The LRC is the world’s leading university-based research center devoted to lighting. Its researchers explore the science and applications of lighting systems and the metrics for assessing them, so they focus on the outside of LEDs. The synergy between the two research groups offers an exciting opportunity to understand lighting from the basic level of the photon to the design of entire lighting systems.
Nadarajah Narendran is the LRC’s director of research. “The white light LED has been developing much more rapidly than any other light source in the past,” says Narendran, who heads the LRC’s Solid-State Lighting program. “LEDs are energy efficient and require little maintenance, and they can provide unique lighting solutions not possible with presently available light sources.” Narendran recently served as the chairman and keynote speaker of LED Expo 2004, an international annual conference devoted to LED technology.
“The LRC is widely recognized for its studies on the life expectancy of LEDs,” says Mark Rea, director of the LRC. “We not only test various LEDs under controlled conditions to determine how long they will operate before their light begins to dim, we also analyze the basic physics to make it possible to predict life expectancy.”
The LRC collaborates with industry, businesses, and utilities to identify lighting applications that can benefit from LED technology.

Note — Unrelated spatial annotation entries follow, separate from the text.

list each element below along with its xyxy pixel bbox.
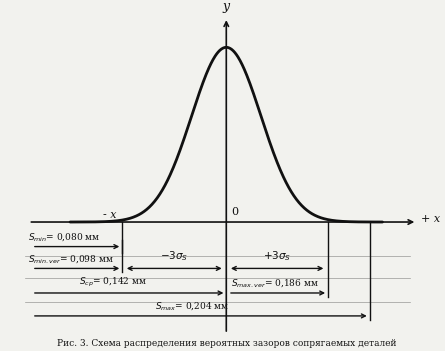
- Text: $+3\sigma_S$: $+3\sigma_S$: [263, 249, 291, 263]
- Text: $-3\sigma_S$: $-3\sigma_S$: [160, 249, 188, 263]
- Text: + x: + x: [421, 214, 440, 224]
- Text: $S_{cp}$= 0,142 мм: $S_{cp}$= 0,142 мм: [80, 276, 148, 289]
- Text: $S_{min}$= 0,080 мм: $S_{min}$= 0,080 мм: [28, 231, 101, 243]
- Text: $S_{min.ver}$= 0,098 мм: $S_{min.ver}$= 0,098 мм: [28, 253, 114, 265]
- Text: $S_{max}$= 0,204 мм: $S_{max}$= 0,204 мм: [155, 299, 229, 312]
- Text: 0: 0: [231, 206, 239, 217]
- Text: y: y: [223, 0, 230, 13]
- Text: Рис. 3. Схема распределения вероятных зазоров сопрягаемых деталей: Рис. 3. Схема распределения вероятных за…: [57, 339, 396, 347]
- Text: - x: - x: [104, 211, 117, 220]
- Text: $S_{max.ver}$= 0,186 мм: $S_{max.ver}$= 0,186 мм: [231, 277, 319, 289]
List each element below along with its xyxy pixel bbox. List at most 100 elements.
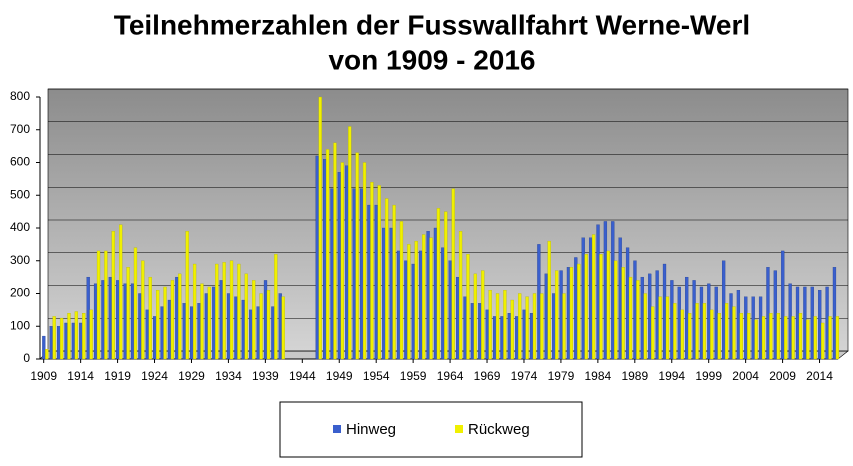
bar — [359, 188, 364, 360]
bar — [441, 247, 445, 360]
bar — [352, 188, 356, 360]
bar — [707, 283, 711, 360]
y-tick-label: 400 — [10, 220, 30, 234]
bar — [611, 221, 615, 360]
bar — [721, 260, 726, 360]
bar — [226, 293, 231, 360]
bar — [784, 316, 788, 360]
bar — [658, 296, 662, 360]
bar — [529, 312, 534, 360]
chart-title: von 1909 - 2016 — [328, 44, 535, 75]
bar — [182, 303, 186, 360]
bar — [455, 276, 460, 360]
bar — [141, 260, 145, 360]
bar — [525, 296, 529, 360]
bar — [207, 286, 211, 360]
bar — [444, 211, 448, 360]
bar — [584, 254, 588, 360]
bar — [744, 296, 748, 360]
bar — [116, 280, 120, 360]
bar — [773, 270, 777, 360]
bar — [510, 299, 514, 360]
x-tick-label: 1934 — [215, 369, 242, 383]
bar — [362, 162, 367, 360]
bar — [330, 188, 334, 360]
bar — [537, 244, 541, 360]
bar — [532, 293, 537, 360]
bar — [769, 312, 773, 360]
x-tick-label: 2004 — [732, 369, 759, 383]
bar — [736, 290, 741, 360]
bar — [89, 309, 93, 360]
bar — [702, 303, 707, 360]
bar — [266, 290, 271, 360]
x-tick-label: 1984 — [585, 369, 612, 383]
bar — [606, 250, 610, 360]
bar — [685, 276, 689, 360]
bar — [591, 234, 596, 360]
bar — [518, 293, 522, 360]
bar — [382, 227, 386, 360]
bar — [237, 263, 241, 360]
bar — [138, 293, 142, 360]
bar — [832, 267, 837, 360]
bar — [133, 247, 138, 360]
bar — [67, 312, 71, 360]
x-tick-label: 1999 — [695, 369, 722, 383]
bar — [692, 280, 696, 360]
bar — [803, 286, 807, 360]
bar — [281, 296, 285, 360]
bar — [86, 276, 90, 360]
bar — [677, 286, 681, 360]
bar — [374, 204, 378, 360]
bar — [153, 316, 157, 360]
legend-label: Hinweg — [346, 421, 396, 438]
bar — [717, 312, 721, 360]
bar — [788, 283, 792, 360]
bar — [42, 335, 46, 360]
bar — [680, 309, 684, 360]
bar — [345, 165, 349, 360]
x-tick-label: 1969 — [474, 369, 501, 383]
bar — [540, 293, 544, 360]
legend-swatch — [455, 425, 463, 433]
bar — [82, 312, 86, 360]
bar — [315, 155, 319, 360]
bar — [636, 280, 640, 360]
bar — [618, 237, 622, 360]
bar — [473, 273, 477, 360]
x-tick-label: 1974 — [511, 369, 538, 383]
bar — [640, 276, 644, 360]
bar — [754, 319, 758, 360]
bar — [791, 316, 795, 360]
bar — [806, 319, 810, 360]
bar — [244, 273, 248, 360]
x-tick-label: 1964 — [437, 369, 464, 383]
bar — [52, 316, 56, 360]
bar — [481, 270, 485, 360]
bar — [222, 262, 226, 360]
bar — [673, 303, 677, 360]
bar — [234, 296, 238, 360]
bar — [433, 227, 438, 360]
bar — [835, 316, 840, 360]
bar — [478, 303, 482, 360]
bar — [714, 286, 718, 360]
bar — [665, 296, 670, 360]
x-tick-label: 1944 — [289, 369, 316, 383]
bar — [404, 260, 408, 360]
bar — [503, 290, 507, 360]
y-tick-label: 600 — [10, 155, 30, 169]
x-tick-label: 2009 — [769, 369, 796, 383]
x-tick-label: 1994 — [658, 369, 685, 383]
bar — [500, 316, 504, 360]
y-tick-label: 100 — [10, 318, 30, 332]
bar — [451, 188, 455, 360]
bar — [119, 224, 123, 360]
x-tick-label: 1919 — [104, 369, 131, 383]
bar — [795, 286, 800, 360]
bar — [79, 322, 83, 360]
bar — [821, 322, 825, 360]
bar — [828, 316, 832, 360]
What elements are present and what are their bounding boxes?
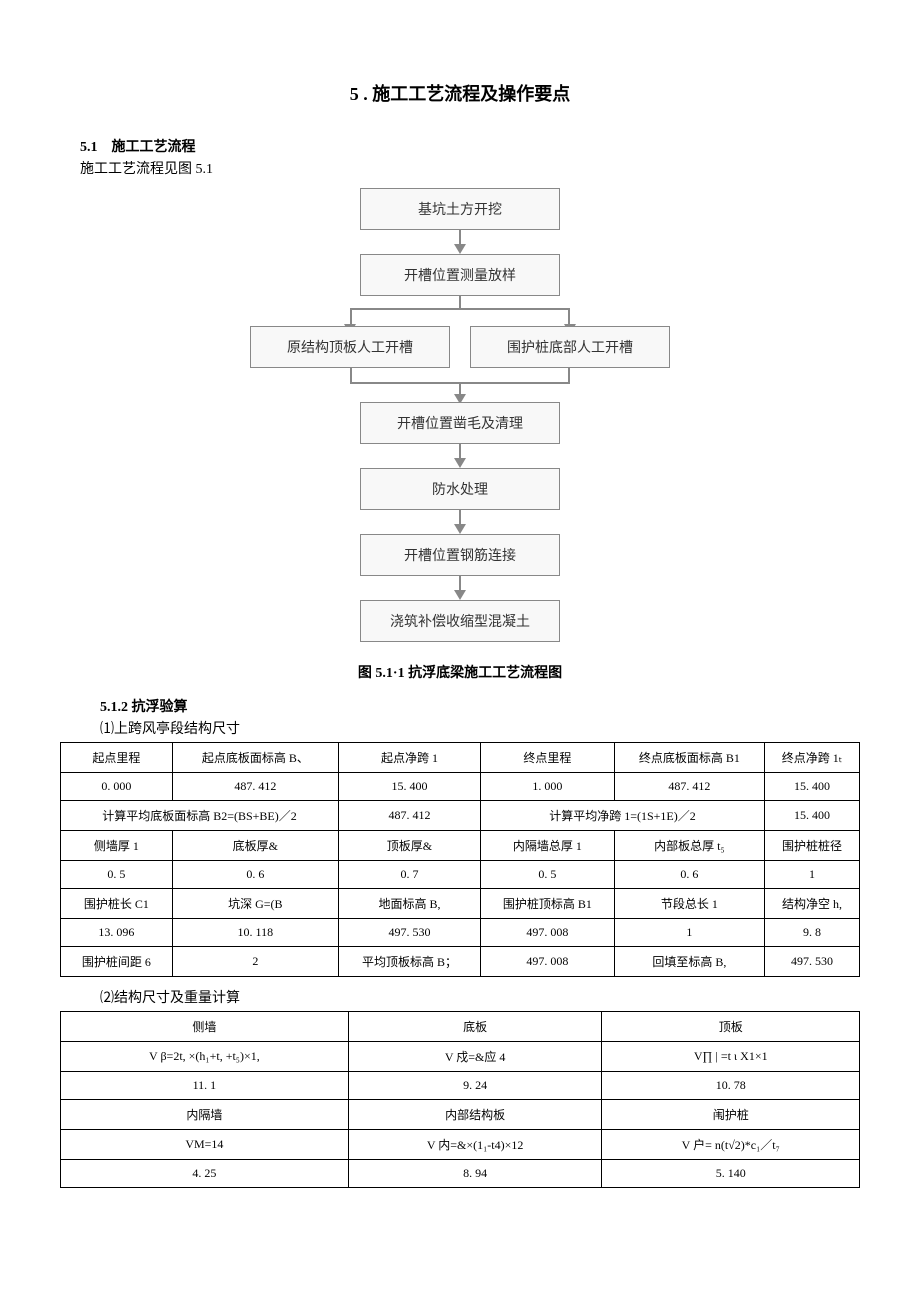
table-cell: 10. 78 — [602, 1072, 860, 1100]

Through field studies, the LRC develops, tests, and demonstrates LED-based, energy-efficient lighting alternatives for everything from retail displays to elevators to aircraft. LRC researchers recently completed a retail lighting project with the Los Angeles Department of Water and Power and the Gap retail chain to demonstrate up to 50 percent energy savings by lighting window displays with colored LEDs. The LRC has also worked with Boeing to evaluate new LED-based passenger reading lights for commercial aircraft.
In other health-related research, the LRC has examined the effects of lighting on premature infants and lighting changes that could help prevent dangerous falls by older adults.